Further definition is required on what constitutes an ‘appropriate patient’ and the extent of the choice offered to deliver integrated care. IMHSA is of the view that many patients with mental health needs would be considered inappropriate as they may need an integrated multi agency approach to meet their needs. This integrated approach may include housing and employment support and social care following an outpatient appointment. As these aspects cannot be delivered through the framework and integrated care is therefore not on offer, patients with mental illness are not able to access the full range of choice given to acute patients. In addition, should a patient require sectioning or have a dual diagnosis, there is no guidance for providers or commissioners on how to embed the choice agenda in placing the patient in an appropriate level of security and care. Clearer guidance on ‘what if?’ is urgently needed before providers can feel confident using this framework.

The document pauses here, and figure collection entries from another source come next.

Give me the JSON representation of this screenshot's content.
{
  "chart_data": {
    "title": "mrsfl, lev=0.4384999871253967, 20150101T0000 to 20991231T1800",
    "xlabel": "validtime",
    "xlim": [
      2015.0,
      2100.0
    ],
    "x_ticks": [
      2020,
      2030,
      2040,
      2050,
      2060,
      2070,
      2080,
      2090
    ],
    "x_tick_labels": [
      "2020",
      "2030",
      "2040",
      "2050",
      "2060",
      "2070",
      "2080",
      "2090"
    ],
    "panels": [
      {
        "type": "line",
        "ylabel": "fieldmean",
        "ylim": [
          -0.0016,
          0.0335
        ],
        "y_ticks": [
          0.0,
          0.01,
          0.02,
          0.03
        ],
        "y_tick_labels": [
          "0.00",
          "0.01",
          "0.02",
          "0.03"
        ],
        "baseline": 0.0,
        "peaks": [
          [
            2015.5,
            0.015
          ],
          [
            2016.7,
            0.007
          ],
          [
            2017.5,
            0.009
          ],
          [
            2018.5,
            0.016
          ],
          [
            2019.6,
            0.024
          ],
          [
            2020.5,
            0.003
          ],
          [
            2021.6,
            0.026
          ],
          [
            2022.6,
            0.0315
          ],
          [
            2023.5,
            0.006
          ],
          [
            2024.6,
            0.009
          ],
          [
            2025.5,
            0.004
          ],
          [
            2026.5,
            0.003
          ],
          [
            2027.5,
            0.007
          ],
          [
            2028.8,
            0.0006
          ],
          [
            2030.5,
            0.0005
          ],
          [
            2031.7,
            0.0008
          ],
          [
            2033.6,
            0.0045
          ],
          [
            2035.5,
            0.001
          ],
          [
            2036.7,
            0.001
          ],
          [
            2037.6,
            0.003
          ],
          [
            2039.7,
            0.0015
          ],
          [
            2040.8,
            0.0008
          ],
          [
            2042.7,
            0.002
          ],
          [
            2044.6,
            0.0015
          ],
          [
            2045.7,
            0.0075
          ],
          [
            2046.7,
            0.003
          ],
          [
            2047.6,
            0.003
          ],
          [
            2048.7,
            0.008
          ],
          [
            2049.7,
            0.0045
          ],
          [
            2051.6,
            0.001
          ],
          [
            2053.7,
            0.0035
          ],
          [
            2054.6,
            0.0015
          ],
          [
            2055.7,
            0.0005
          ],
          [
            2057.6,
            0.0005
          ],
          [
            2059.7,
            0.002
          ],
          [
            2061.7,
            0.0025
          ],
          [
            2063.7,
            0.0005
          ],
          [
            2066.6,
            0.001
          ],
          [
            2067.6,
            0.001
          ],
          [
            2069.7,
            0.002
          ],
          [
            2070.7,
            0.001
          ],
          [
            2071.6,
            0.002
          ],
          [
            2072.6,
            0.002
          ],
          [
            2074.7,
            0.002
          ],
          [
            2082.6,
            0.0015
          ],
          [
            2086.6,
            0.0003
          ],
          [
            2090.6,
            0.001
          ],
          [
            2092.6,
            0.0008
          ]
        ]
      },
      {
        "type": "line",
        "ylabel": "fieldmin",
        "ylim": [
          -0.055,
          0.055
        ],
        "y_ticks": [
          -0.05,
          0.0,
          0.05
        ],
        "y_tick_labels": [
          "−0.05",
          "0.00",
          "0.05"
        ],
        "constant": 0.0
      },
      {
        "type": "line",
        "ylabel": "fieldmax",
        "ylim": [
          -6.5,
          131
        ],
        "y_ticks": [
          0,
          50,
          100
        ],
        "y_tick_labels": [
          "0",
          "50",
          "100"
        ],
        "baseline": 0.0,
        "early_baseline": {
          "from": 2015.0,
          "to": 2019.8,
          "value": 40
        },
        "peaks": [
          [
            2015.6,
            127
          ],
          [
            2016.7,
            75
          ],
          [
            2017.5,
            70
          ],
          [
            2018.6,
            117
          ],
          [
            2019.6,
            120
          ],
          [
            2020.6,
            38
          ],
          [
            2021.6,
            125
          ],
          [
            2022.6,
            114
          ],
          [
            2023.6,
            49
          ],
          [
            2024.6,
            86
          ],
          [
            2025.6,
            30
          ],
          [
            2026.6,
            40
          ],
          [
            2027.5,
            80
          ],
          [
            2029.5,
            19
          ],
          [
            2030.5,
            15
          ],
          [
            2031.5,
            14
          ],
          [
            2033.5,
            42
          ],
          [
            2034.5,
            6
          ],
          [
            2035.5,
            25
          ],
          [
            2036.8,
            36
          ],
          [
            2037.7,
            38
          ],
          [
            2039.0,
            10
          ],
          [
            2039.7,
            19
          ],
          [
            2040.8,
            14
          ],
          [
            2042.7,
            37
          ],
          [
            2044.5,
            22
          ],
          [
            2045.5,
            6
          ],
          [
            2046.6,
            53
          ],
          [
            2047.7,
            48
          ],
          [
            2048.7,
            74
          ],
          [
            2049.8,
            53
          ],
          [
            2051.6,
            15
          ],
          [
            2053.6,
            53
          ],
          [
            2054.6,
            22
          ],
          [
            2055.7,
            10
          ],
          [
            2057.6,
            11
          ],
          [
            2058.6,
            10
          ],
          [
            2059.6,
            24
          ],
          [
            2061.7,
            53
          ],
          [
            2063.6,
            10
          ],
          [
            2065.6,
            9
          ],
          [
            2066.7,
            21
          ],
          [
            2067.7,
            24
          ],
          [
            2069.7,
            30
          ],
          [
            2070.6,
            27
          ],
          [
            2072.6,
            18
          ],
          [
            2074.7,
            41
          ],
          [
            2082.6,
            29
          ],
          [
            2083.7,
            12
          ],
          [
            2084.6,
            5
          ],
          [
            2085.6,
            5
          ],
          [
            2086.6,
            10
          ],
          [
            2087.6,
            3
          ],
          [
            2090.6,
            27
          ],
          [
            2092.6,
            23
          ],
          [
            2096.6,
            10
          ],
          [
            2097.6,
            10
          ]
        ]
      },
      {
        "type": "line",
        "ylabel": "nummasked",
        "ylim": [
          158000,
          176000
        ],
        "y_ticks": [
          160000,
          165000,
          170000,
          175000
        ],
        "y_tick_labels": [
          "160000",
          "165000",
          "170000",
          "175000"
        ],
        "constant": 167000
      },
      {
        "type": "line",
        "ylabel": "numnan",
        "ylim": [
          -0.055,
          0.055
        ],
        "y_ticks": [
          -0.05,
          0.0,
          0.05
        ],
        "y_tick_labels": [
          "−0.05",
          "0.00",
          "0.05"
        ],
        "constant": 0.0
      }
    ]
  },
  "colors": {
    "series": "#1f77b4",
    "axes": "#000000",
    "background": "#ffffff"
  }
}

The continued use of block contracts needs to be address to allow the NHS Mandate commitment to Choice to be introduced in a meaningful way within mental health. The continued use of block contracts in secondary mental health services and established care pathways will mean that the recently published guidance with respect to Choice in mental health is unlikely to make any meaningful or transformational change. These mandate requirements could be introduced very quickly as the contractual and governance processes are already in place within the secure pathway. This is one of the few easily defined Mandate commitments on mental health and could be rolled out widely by end of 2014/early 2015.

Financial risk and a competitive offering

We expect a low volume of patients to be included in this scheme. However, there is also a cost involved with regard to setting up infrastructure to ensure that it is effective. The low volume of patients combined with the set up costs may make the scheme prohibitively high. As a result some providers may be excluded.

Whilst IMHSA wholeheartedly welcomes Choice in mental health the current guidance fails on the Choice agenda and substantial work is required in order for the independent sector to be in a position to participate. It is disappointing that from April 1st, mental health patients will still be unable to choose between the full range of high quality services available to them.

We would welcome the opportunity to support NHS England in developing the choice framework for secure and inpatient care mental health services.